Tânia Ganho perdeu o pai no dia 24 de Fevereiro de 2024. O óbito foi declarado às 11 horas e 11 minutos. Chamava-se Edmiro e era urologista. Dizia a brincar que passava o dia “a ver pilas” e, nas impressões que trocava com a filha, a autora deste livro, tratava o corpo por tu, estabelecendo com ele “uma familiaridade saudável, sem tabus”. Tinha fama de despistado, mas gabava-se de nunca se ter esquecido de uma compressa dentro de um doente. Foi cinturão negro de karaté, astrónomo amador, inventor medalhado. Fazia pequenas reparações em casa, desmontava electrodomésticos, soldava peças, era um exímio arrombador de fechaduras. Ouvia Maria Callas em altos berros, sabia a “Tabacaria” de cor, louvava Zeca Afonso, idolatrava Salgueiro Maia. Escalava montanhas, dava pontapés na lua e voava. A memória começou a traí-lo alguns anos antes da sua morte, o Alzheimer a “fincar as gavinhas” na sua mente, o seu “lado cru, tão feio, tão triste” a tomá-lo aos poucos. Morreu sem conhecer ninguém, sem se conhecer a si próprio. Tânia Ganho quis que permanecesse vivo, que o conhecêssemos.

Adeus e encontro, distância e abraço, luto e celebração da vida. “O Meu Pai Voava” é um mergulho na intimidade, no mais fundo do eu, nesse território habitado por emoções desiguais e sentimentos contraditórios, no momento em que tudo se afigura “triste e ermo” com a partida do pai da escritora. “É o meu pai em cada palavra, e a realidade da sua ausência engole-me e revolve-me, sou roupa aos tombos no tambor de uma máquina de lavar”, lê-se nas páginas iniciais, o tom confessional posto em cada frase, a intimidade e cumplicidade com o leitor a revelar-se necessária e urgente. Nesta súmula de reflexões assente em (muitas) dúvidas e (poucas) certezas, Tânia Ganho porfia na busca de apaziguamento e reconciliação consigo própria: “Será possível falarmos de luto sem falarmos de nós?”, interroga-se. Dedica o livro à mãe, a mulher que do pai cuidou ao longo de seis décadas de vida em comum e que terá, como ninguém, sofrido com a perda, o não ter mais de lhe indicar onde estavam as camisas, as calças, o escolher de véspera o fato, a gravata, os sapatos, o acordar antes dele para lhe fazer um pequeno-almoço de café com leite, torradas e um ovo estrelado.

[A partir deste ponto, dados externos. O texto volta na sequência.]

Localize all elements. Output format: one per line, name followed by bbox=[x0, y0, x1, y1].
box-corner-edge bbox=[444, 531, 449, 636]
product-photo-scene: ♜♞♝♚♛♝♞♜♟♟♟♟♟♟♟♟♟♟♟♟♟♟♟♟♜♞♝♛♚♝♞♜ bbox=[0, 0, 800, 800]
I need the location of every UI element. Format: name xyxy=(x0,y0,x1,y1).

“Não sei para quem escrevo estas palavras. Para ele, talvez”. Mergulhada na dúvida, tendo como certo apenas o facto de se ter lançado num processo ininterrupto de escrita desde a morte do pai, Tânia Ganho perdoar-me-á a ousadia de lhe dizer que é para mim - para a pessoa que há em mim, não para o leitor que sou - que escreve. Demorei muito tempo, não a chegar a esta conclusão, mas a ter a certeza de que poderia, sem perda de outras reflexões que o livro suscita, partilhar com a autora e com os leitores do blogue este meu sentir. Ao abraçar a memória deste pai, vejo nele o meu próprio pai. Ao acompanhar Tânia Ganho na sua ânsia “para recuperar o fulgor com que ele viveu”, sinto essa mesma vontade de guardar ainda mais fundo as memórias de uma história de muitas décadas, certo do carácter finito da nossa existência. É nesta relação de proximidade com o leitor que as palavras de Tânia Ganho se erguem em amor e verdade, em humanidade e dádiva. No que encerra de conhecimento e experiência partilhada, “O Meu Pai Voava” revela-se fundamental no processo de preparação para o dia em que serei confrontado com a notícia da morte do meu próprio pai. Daí não haver limites para a admiração e profunda gratidão que devo à autora, pela sua coragem e generosidade, pelos caminhos que abre. Tânia Ganho sou eu e eu sou Tânia Ganho.